Inauguration Bleachers

From the Archive

The Iftar Circle – A Reflection

For me, the spirit of this year’s Torture Awareness Week events can be summed up in a vignette from Friday afternoon.  Two vigils into the day and feeling the effects of fasting, I was walking with Jerica and Jeremy towards the White House, where we would meet up with our coalition partners who had organized a fast-breaking Iftar meal.

As the three of us arrived, dusk had already cast a hazy shadow on Pennsylvania Avenue, and we strained a little to pick out the gathering crowd of Marriage Equality celebrators, flanked by a numerous but relaxed line of police.  Rainbow balloons bobbed above the crowd, and a jumble of red mylar letters eventually sorted itself out, Sesame-Street cartoon style, into the words “Love Wins.”

Looking across to Lafayette Park, a few telltale orange t-shirts helped us find our friends on the lawn.  We joined the circle and before long were immersed in the words of Guantanamo detainees, read aloud.  All of us gathered there listened quietly, took comfort in one another’s company, and reached out from that warm space to write letters to Muslim men in Guantanamo and in the US whose Ramadan celebration was taking place in a much colder environment.

We listened together to the call to prayer and broke our fast with a delicious range of thoughtfully prepared food.  Many of us took the time to meet and talk with members of our coalition partner groups that we had not met before.

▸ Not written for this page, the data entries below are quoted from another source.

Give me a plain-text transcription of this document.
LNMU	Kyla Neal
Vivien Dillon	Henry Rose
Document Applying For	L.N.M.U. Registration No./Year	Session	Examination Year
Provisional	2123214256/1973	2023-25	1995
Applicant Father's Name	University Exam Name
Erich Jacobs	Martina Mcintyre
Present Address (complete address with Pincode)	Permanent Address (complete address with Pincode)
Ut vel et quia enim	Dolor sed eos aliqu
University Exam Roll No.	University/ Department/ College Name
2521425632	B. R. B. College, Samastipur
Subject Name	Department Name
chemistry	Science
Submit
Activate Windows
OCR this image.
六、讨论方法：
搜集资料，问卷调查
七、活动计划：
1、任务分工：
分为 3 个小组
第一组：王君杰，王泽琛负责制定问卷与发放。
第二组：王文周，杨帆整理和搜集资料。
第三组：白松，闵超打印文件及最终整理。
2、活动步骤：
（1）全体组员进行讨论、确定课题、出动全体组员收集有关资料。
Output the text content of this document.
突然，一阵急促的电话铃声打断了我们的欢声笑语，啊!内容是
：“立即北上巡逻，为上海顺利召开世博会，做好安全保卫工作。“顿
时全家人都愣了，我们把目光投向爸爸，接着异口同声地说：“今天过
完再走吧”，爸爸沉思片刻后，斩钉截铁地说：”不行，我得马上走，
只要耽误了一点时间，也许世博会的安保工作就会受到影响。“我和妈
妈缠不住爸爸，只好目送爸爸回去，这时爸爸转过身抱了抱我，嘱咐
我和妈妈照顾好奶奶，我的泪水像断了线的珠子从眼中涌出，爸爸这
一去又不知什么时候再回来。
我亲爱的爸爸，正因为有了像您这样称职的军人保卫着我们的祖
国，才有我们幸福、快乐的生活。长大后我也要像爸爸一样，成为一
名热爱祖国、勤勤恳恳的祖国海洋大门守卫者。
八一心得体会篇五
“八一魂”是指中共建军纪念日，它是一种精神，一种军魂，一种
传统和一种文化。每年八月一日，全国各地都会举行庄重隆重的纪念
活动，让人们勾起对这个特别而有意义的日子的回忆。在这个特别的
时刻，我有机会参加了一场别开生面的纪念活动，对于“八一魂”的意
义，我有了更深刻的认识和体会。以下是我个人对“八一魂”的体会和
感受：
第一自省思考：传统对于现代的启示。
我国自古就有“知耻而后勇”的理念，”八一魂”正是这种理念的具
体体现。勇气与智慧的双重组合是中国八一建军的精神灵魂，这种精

There was a sweet, natural intimacy to our gathering that evening.  Maybe it was the circle and the food we shared, maybe it was light at sundown and the power of the detainees’ words.  Maybe it was our desire for connection as we sent out prisoner letters we weren’t even sure would make it past the censors.  As we sat together and strengthened our relationships in the shadow of a White House lit with rainbow-colored spotlights, we shared in the joy of that day’s historic civil rights victory.  And in our hearts, we cherished the small and beautiful steps that we were making towards yet another civil rights victory: one over racism, Islamophobia, and state violence.